Il consigliere regionale Giovanni Vizziello contesta l'incremento salariale concesso dal Presidente Vito Bardi a due suoi stretti collaboratori, definendolo inopportuno in un contesto di crisi economica regionale.
Critiche all'aumento degli stipendi dei collaboratori
Il consigliere regionale Giovanni Vizziello, esponente di Basilicata Casa Comune, ha espresso forte disappunto. Ha sottolineato che la pazienza dei cittadini non è illimitata. La sua critica si rivolge a un recente provvedimento. Questo aumento salariale è stato concesso a figure chiave dell'amministrazione regionale.
Vizziello ha evidenziato una disparità significativa. La Basilicata presenta salari tra i più bassi d'Italia. Le retribuzioni medie sono inferiori del 30% rispetto alla media nazionale. In questo scenario, il Presidente della Giunta, Vito Bardi, ha deciso di incrementare gli stipendi. Gli aumenti riguardano il capo di gabinetto, Gianpiero Perri. Beneficia anche il responsabile dell'Ufficio Legislativo e segretario della Giunta, Salvatore Capezzuto.
Secondo Vizziello, questa decisione è inopportuna. La considera un ulteriore peso per i cittadini. Arriva dopo il dibattito sui vitalizi. L'aumento è visto come una «nuova mazzata». La fonte delle dichiarazioni è una nota ufficiale del consigliere.

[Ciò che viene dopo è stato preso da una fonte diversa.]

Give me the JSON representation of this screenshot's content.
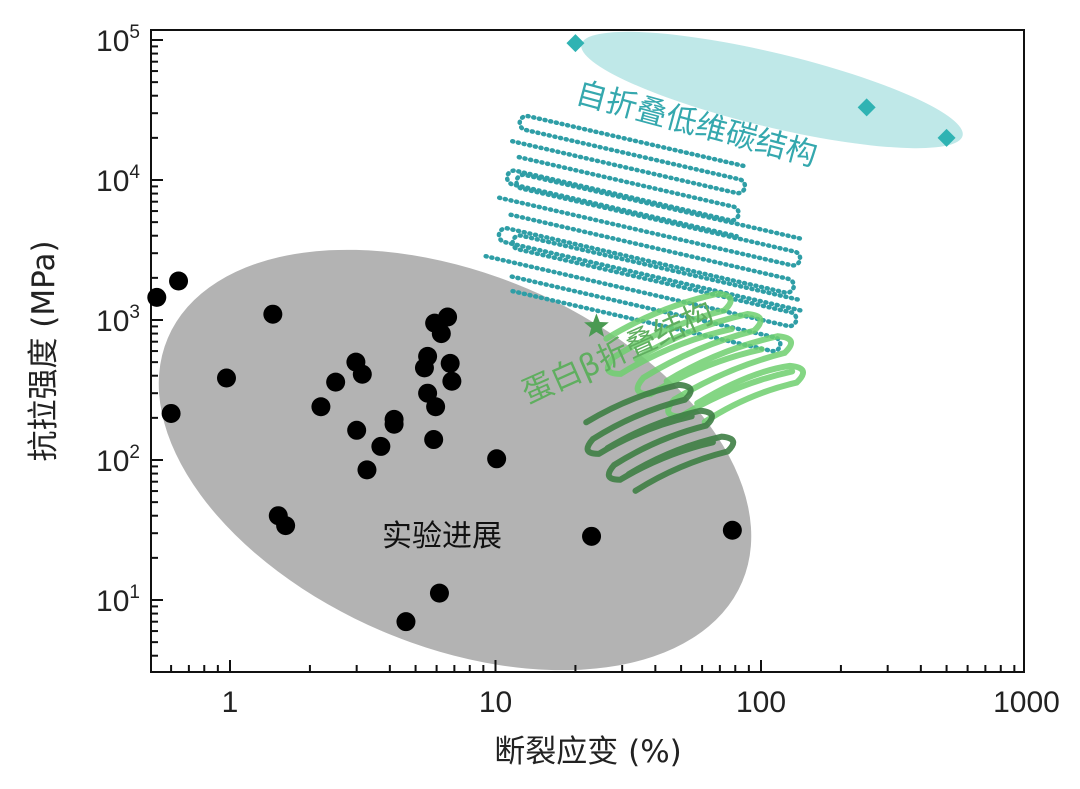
{
  "chart_data": {
    "type": "scatter",
    "title": "",
    "xlabel": "断裂应变 (%)",
    "ylabel": "抗拉强度 (MPa)",
    "xscale": "log",
    "yscale": "log",
    "xlim": [
      0.5,
      1000
    ],
    "ylim": [
      3,
      110000
    ],
    "xticks": [
      {
        "value": 1,
        "label": "1"
      },
      {
        "value": 10,
        "label": "10"
      },
      {
        "value": 100,
        "label": "100"
      },
      {
        "value": 1000,
        "label": "1000"
      }
    ],
    "yticks": [
      {
        "value": 10,
        "base": "10",
        "exp": "1"
      },
      {
        "value": 100,
        "base": "10",
        "exp": "2"
      },
      {
        "value": 1000,
        "base": "10",
        "exp": "3"
      },
      {
        "value": 10000,
        "base": "10",
        "exp": "4"
      },
      {
        "value": 100000,
        "base": "10",
        "exp": "5"
      }
    ],
    "grid": false,
    "series": [
      {
        "name": "",
        "marker": "circle",
        "color": "#000000",
        "points": [
          {
            "x": 0.53,
            "y": 1450
          },
          {
            "x": 0.64,
            "y": 1900
          },
          {
            "x": 0.6,
            "y": 215
          },
          {
            "x": 0.97,
            "y": 385
          },
          {
            "x": 1.45,
            "y": 1100
          },
          {
            "x": 1.52,
            "y": 40
          },
          {
            "x": 1.62,
            "y": 34
          },
          {
            "x": 2.2,
            "y": 240
          },
          {
            "x": 2.5,
            "y": 360
          },
          {
            "x": 2.98,
            "y": 500
          },
          {
            "x": 3.15,
            "y": 410
          },
          {
            "x": 3.0,
            "y": 163
          },
          {
            "x": 3.28,
            "y": 85
          },
          {
            "x": 3.7,
            "y": 125
          },
          {
            "x": 4.15,
            "y": 195
          },
          {
            "x": 4.15,
            "y": 180
          },
          {
            "x": 4.6,
            "y": 7
          },
          {
            "x": 5.4,
            "y": 455
          },
          {
            "x": 5.55,
            "y": 550
          },
          {
            "x": 5.55,
            "y": 300
          },
          {
            "x": 5.9,
            "y": 950
          },
          {
            "x": 6.25,
            "y": 800
          },
          {
            "x": 6.6,
            "y": 1050
          },
          {
            "x": 6.75,
            "y": 490
          },
          {
            "x": 6.85,
            "y": 365
          },
          {
            "x": 5.95,
            "y": 240
          },
          {
            "x": 5.85,
            "y": 140
          },
          {
            "x": 6.15,
            "y": 11.2
          },
          {
            "x": 10.1,
            "y": 102
          },
          {
            "x": 23,
            "y": 28.5
          },
          {
            "x": 78,
            "y": 31.5
          }
        ]
      },
      {
        "name": "",
        "marker": "star",
        "color": "#4a9a52",
        "points": [
          {
            "x": 24,
            "y": 900
          }
        ]
      },
      {
        "name": "",
        "marker": "diamond",
        "color": "#2fb3b3",
        "points": [
          {
            "x": 20,
            "y": 95000
          },
          {
            "x": 250,
            "y": 33000
          },
          {
            "x": 500,
            "y": 20000
          }
        ]
      }
    ],
    "annotations": [
      {
        "text": "实验进展",
        "color": "#111111"
      },
      {
        "text": "蛋白β折叠结构",
        "color": "#5fae5f"
      },
      {
        "text": "自折叠低维碳结构",
        "color": "#35a8ae"
      }
    ],
    "colors": {
      "grey_region": "#b3b3b3",
      "teal_region": "#bfe8e8",
      "teal_structure": "#2f9ea6",
      "green_structure": "#5cb85c",
      "green_dark": "#3f7f45"
    }
  }
}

Il decreto e il contesto di crisi economica
Il consigliere Vizziello ha fatto riferimento specifico a un decreto. Il provvedimento è datato 10 marzo 2026. È stato firmato dal Presidente Bardi. Con questo decreto, gli stipendi dei due collaboratori sono stati aumentati. Sono stati equiparati a quelli dei direttori generali. Questa equiparazione rappresenta un incremento sostanziale.
L'attuale contesto economico è caratterizzato da una forte crisi. I cittadini lucani faticano ad arrivare a fine mese. I prezzi dei beni di consumo sono in aumento. L'inflazione erode il potere d'acquisto. Gli stipendi, invece, rimangono stagnanti. In questa situazione, Vizziello definisce «avvilente» l'operato del Presidente.
Osserva che il Presidente aumenta gli stipendi dei suoi collaboratori. Questo avviene in modo apparentemente discrezionale. Non sembrano esserci vincoli di finanza pubblica. Manca anche un'evidente esigenza di contenimento della spesa regionale. La decisione appare libera e non giustificata da necessità impellenti.
Mancanza di fondi per servizi essenziali
Il consigliere di opposizione ha lamentato la carenza di fondi. I soldi mancano per settori cruciali. La sanità è uno di questi. Anche l'agricoltura soffre di questa mancanza. Non ci sono risorse sufficienti per i ristori. Questi dovrebbero compensare i danni causati dal maltempo. Mancano anche misure efficaci contro il caro carburanti.
Tuttavia, sembrano esserci fondi per il «cerchio magico» del Presidente Bardi. A questi membri viene garantito un incremento dei compensi. Vizziello ritiene che tale aumento non sia giustificato. Non sembra derivare dall'attribuzione di nuove attività o compiti gestionali specifici. La critica si concentra sulla percezione di favoritismi.
La decisione solleva interrogativi sulla gestione delle risorse pubbliche. La priorità dovrebbe essere data ai servizi essenziali. Il consigliere Vizziello chiede maggiore trasparenza e attenzione alle reali necessità dei cittadini lucani. La sua posizione è chiara: «Occorre un tetto della decenza». La fonte delle dichiarazioni è una nota del consigliere.
Le persone hanno chiesto anche:
Perché il consigliere Vizziello critica l'aumento degli stipendi?
Il consigliere Vizziello critica l'aumento perché lo considera inopportuno in un contesto di crisi economica regionale, dove i salari sono tra i più bassi d'Italia e i cittadini faticano ad arrivare a fine mese, mentre i fondi per servizi essenziali sembrano scarseggiare.
Chi sono i collaboratori del Presidente Bardi che hanno ricevuto l'aumento?
I collaboratori che hanno ricevuto l'aumento sono il capo di gabinetto, Gianpiero Perri, e il responsabile dell'Ufficio Legislativo e segretario della Giunta regionale, Salvatore Capezzuto.